What are the most common reasons a sales process is broken?

Six recurring failures: the process was designed without rep input, it is too detailed and impossible to memorize, stage exits are too vague to enforce, the process is not automated in a CRM, nobody is measuring conversion at each stage, and it has been frozen instead of revised as the business changes.

How many stages should a sales process have?

Between three and seven stages. Each stage should reflect a goal, like Handle Objections, not a single activity, like Schedule Follow-Up Call. If a rep cannot draw the stages on a whiteboard and explain where deals get stuck, the process has too many stages or too much detail.

Should sales reps help design the sales process?

Yes. A sales process built without rep input gets ignored. Spend time with each rep to map how they source leads, when they make first contact, what content they send, and how they close. Borrowed templates from other companies do not work because process has to mirror your buyer and your motion.

Why does sales process automation matter?

High-performing sales orgs are nearly twice as likely to run an automated sales process than underperformers. Automating in a CRM tells reps what to do next on every deal and stops warm leads from drifting.

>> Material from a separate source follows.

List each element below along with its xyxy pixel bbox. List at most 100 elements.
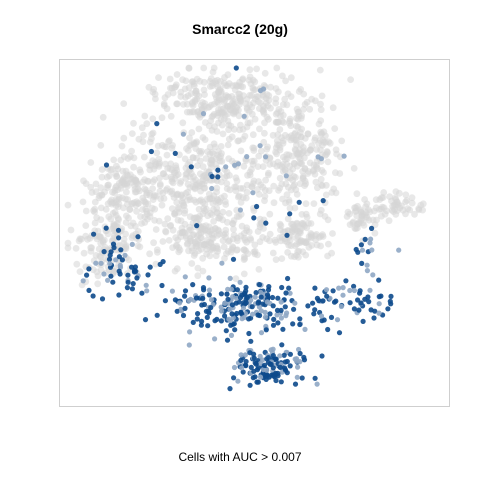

Build the process manually first, then automate, never the other way around.

Which metrics should I use to measure a sales process?

Track adoption rate, stage-by-stage conversion, average time per stage, sales cycle length, average deal size, forecast accuracy, and overall win rate. When one slips, isolate the stage that is failing instead of trying to fix the whole motion. Targeted fixes beat blanket overhauls. For teams running outbound at scale, Overloop combines a 450M+ contact database, AI personalization, and email + LinkedIn sequences in one workflow.

How often should I revise the sales process?

Tweak monthly, redesign every six to twelve months. Trigger a full redesign when you switch from SDR to full-cycle reps, change ICP, flip from outbound to inbound, or move from on-site demos to online. Treat the process as a living document, not a fixed playbook.

Does a formal sales process actually drive revenue?

Yes. Companies with a defined formal sales process see 18% higher revenue growth than those without, per the Vantage Point Performance and Sales Management Association study. The lift comes from rep focus on activities that move deals, fewer dropped leads, and clear data to coach against.